U.S. Attorney’s Office July 01, 2010
  • Eastern District of California (916) 554-2700

FRESNO, CA—United States Attorney Benjamin B. Wagner announced today that Christopher Stovall, 37, of Bakersfield, pleaded guilty today before United States District Judge Oliver W. Wanger, in Fresno, to four counts of mail fraud in connection with a mortgage fraud scheme involving Crisp & Cole Real Estate. Four other persons, including Megan Balod, Leslie Sluga, Kevin Sluga, and Jerald Teixeira, have previously pleaded guilty in related cases.

In pleading guilty Stovall admitted from July 2005, to August 2006, he and certain individuals at Crisp & Cole and Tower Lending, and other individuals, executed a scheme to defraud mortgage lenders, including Long Beach Mortgage Co., Kirkwood Financial Corp., Wells Fargo Home Mortgage, SunTrust Mortgage Inc., and Fremont Investment & Loan, by submitting materially false and fraudulent statements in mortgage loan applications and related documents to obtain loans for straw buyers and others purchasing real property. At that time, Stovall was employed as a loan officer with Tower Lending, a mortgage brokerage affiliated with Crisp & Cole.
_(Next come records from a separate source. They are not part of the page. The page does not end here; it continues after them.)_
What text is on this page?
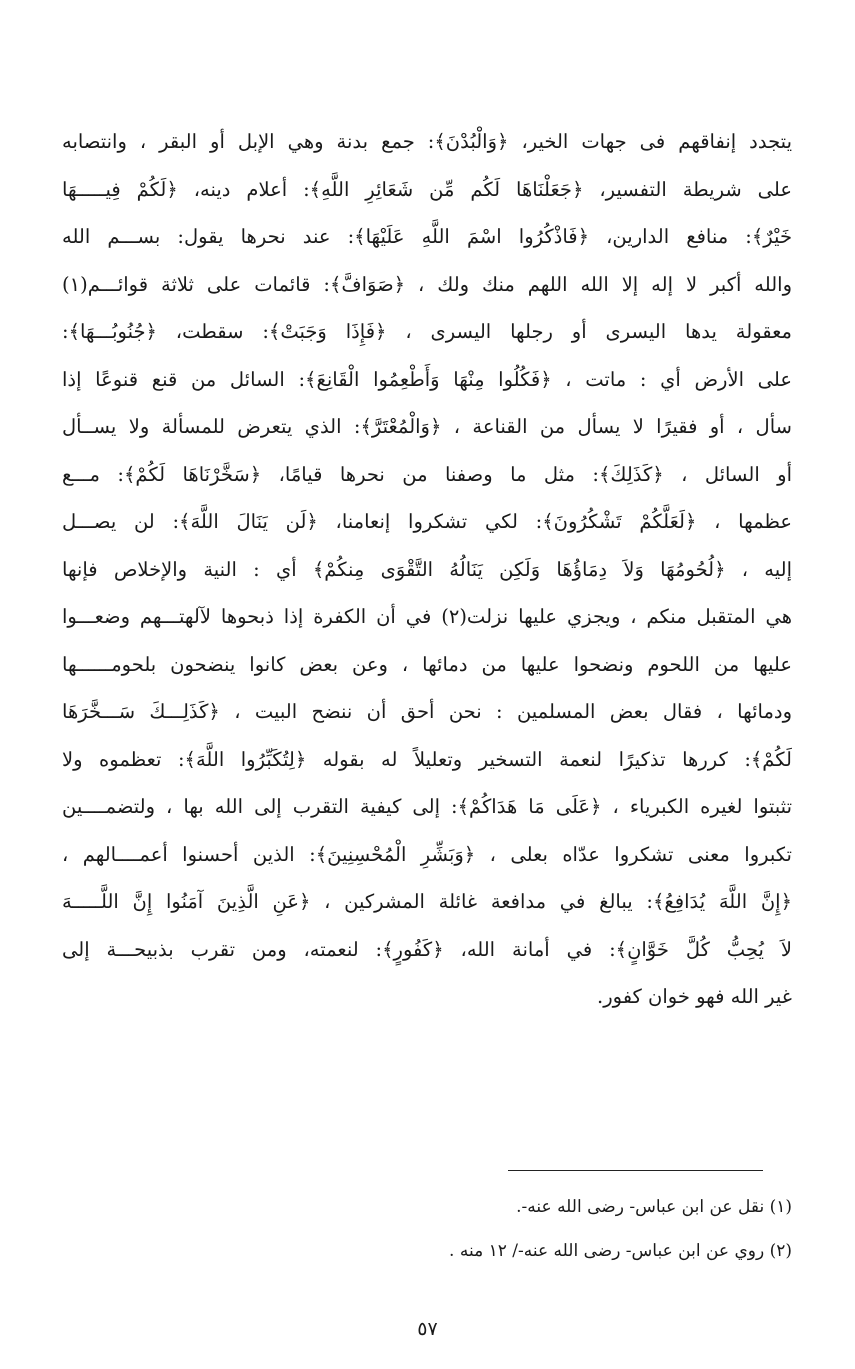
يتجدد إنفاقهم فى جهات الخير، ﴿وَالْبُدْنَ﴾: جمع بدنة وهي الإبل أو البقر ، وانتصابه
على شريطة التفسير، ﴿جَعَلْنَاهَا لَكُم مِّن شَعَائِرِ اللَّهِ﴾: أعلام دينه، ﴿لَكُمْ فِيـــــهَا
خَيْرٌ﴾: منافع الدارين، ﴿فَاذْكُرُوا اسْمَ اللَّهِ عَلَيْهَا﴾: عند نحرها يقول: بســـم الله
والله أكبر لا إله إلا الله اللهم منك ولك ، ﴿صَوَافَّ﴾: قائمات على ثلاثة قوائـــم(١)
معقولة يدها اليسرى أو رجلها اليسرى ، ﴿فَإِذَا وَجَبَتْ﴾: سقطت، ﴿جُنُوبُـــهَا﴾:
على الأرض أي : ماتت ، ﴿فَكُلُوا مِنْهَا وَأَطْعِمُوا الْقَانِعَ﴾: السائل من قنع قنوعًا إذا
سأل ، أو فقيرًا لا يسأل من القناعة ، ﴿وَالْمُعْتَرَّ﴾: الذي يتعرض للمسألة ولا يســأل
أو السائل ، ﴿كَذَلِكَ﴾: مثل ما وصفنا من نحرها قيامًا، ﴿سَخَّرْنَاهَا لَكُمْ﴾: مـــع
عظمها ، ﴿لَعَلَّكُمْ تَشْكُرُونَ﴾: لكي تشكروا إنعامنا، ﴿لَن يَنَالَ اللَّهَ﴾: لن يصـــل
إليه ، ﴿لُحُومُهَا وَلاَ دِمَاؤُهَا وَلَكِن يَنَالُهُ التَّقْوَى مِنكُمْ﴾ أي : النية والإخلاص فإنها
هي المتقبل منكم ، ويجزي عليها نزلت(٢) في أن الكفرة إذا ذبحوها لآلهتـــهم وضعـــوا
عليها من اللحوم ونضحوا عليها من دمائها ، وعن بعض كانوا ينضحون بلحومــــــها
ودمائها ، فقال بعض المسلمين : نحن أحق أن ننضح البيت ، ﴿كَذَلِـــكَ سَـــخَّرَهَا
لَكُمْ﴾: كررها تذكيرًا لنعمة التسخير وتعليلاً له بقوله ﴿لِتُكَبِّرُوا اللَّهَ﴾: تعظموه ولا
تثبتوا لغيره الكبرياء ، ﴿عَلَى مَا هَدَاكُمْ﴾: إلى كيفية التقرب إلى الله بها ، ولتضمــــين
تكبروا معنى تشكروا عدّاه بعلى ، ﴿وَبَشِّرِ الْمُحْسِنِينَ﴾: الذين أحسنوا أعمــــالهم ،
﴿إِنَّ اللَّهَ يُدَافِعُ﴾: يبالغ في مدافعة غائلة المشركين ، ﴿عَنِ الَّذِينَ آمَنُوا إِنَّ اللَّـــــهَ
لاَ يُحِبُّ كُلَّ خَوَّانٍ﴾: في أمانة الله، ﴿كَفُورٍ﴾: لنعمته، ومن تقرب بذبيحـــة إلى
غير الله فهو خوان كفور.
(١) نقل عن ابن عباس- رضى الله عنه-.
(٢) روي عن ابن عباس- رضى الله عنه-/ ١٢ منه .
٥٧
According to the plea agreement, Stovall admitted that he knowingly caused materially false and fraudulent statements to be made in loan applications and related transaction documents, including false and fraudulent statements by the borrowers and by Crisp & Cole and Tower Lending employees. He also admitted that he obtained and processed loans to finance the purchases of real properties by straw buyers for the benefit of Crisp & Cole. The false and fraudulent statements in the loan applications frequently included material misstatements and omissions concerning the borrowers’ income, assets, and employment, and false statements concerning the borrowers’ intent to reside in the properties as owner-occupiers. Based on his experience in the industry, Stovall admitted that he knew and expected that the lenders would rely on such misstatements and omissions in approving the funding of the mortgage loans. Many of the properties purchased with the loan proceeds were subsequently foreclosed upon after loan payments were not made when due. Stovall admitted that he caused lenders to be defrauded of approximately $2,479,290.

This case is the product of an extensive investigation by the FBI’s Bakersfield Resident Agency, Sacramento Division. To further the prosecution of mortgage fraud cases arising out of the southern half of the Central Valley, in 2009 the U.S. Attorney’s Office and the FBI created the San Joaquin Valley Mortgage Fraud Task Force in Fresno, composed of both federal and local law enforcement agents and prosecutors. Assistant U.S. Attorneys Kirk E. Sherriff and Stanley A. Boone are prosecuting the case.

This law enforcement action is part of the work being done by President Barack Obama’s Financial Fraud Enforcement Task Force. President Obama established the interagency Financial Fraud Enforcement Task Force to wage an aggressive, coordinated and proactive effort to investigate and prosecute financial crimes. The task force includes representatives from a broad range of federal agencies, regulatory authorities, inspectors general, and state and local law enforcement who, working together, bring to bear a powerful array of criminal and civil enforcement resources. The task force is working to improve efforts across the federal executive branch, and with state and local partners, to investigate and prosecute significant financial crimes, ensure just and effective punishment for those who perpetrate financial crimes, combat discrimination in the lending and financial markets, and recover proceeds for victims of financial crimes. One component of the FFETF is the national Mortgage Fraud Working Group, co-chaired by U.S. Attorney Wagner.

Stovall is scheduled to be sentenced by Judge Oliver W. Wanger on December 6, 2010, at 1:30 p.m. The maximum statutory penalty on each mail fraud charge is 30 years in prison and a criminal fine of $1 million. The actual sentence, however, will be determined at the discretion of the court after consideration of any applicable statutory sentencing factors and the Federal Sentencing Guidelines, which take into account a number of variables.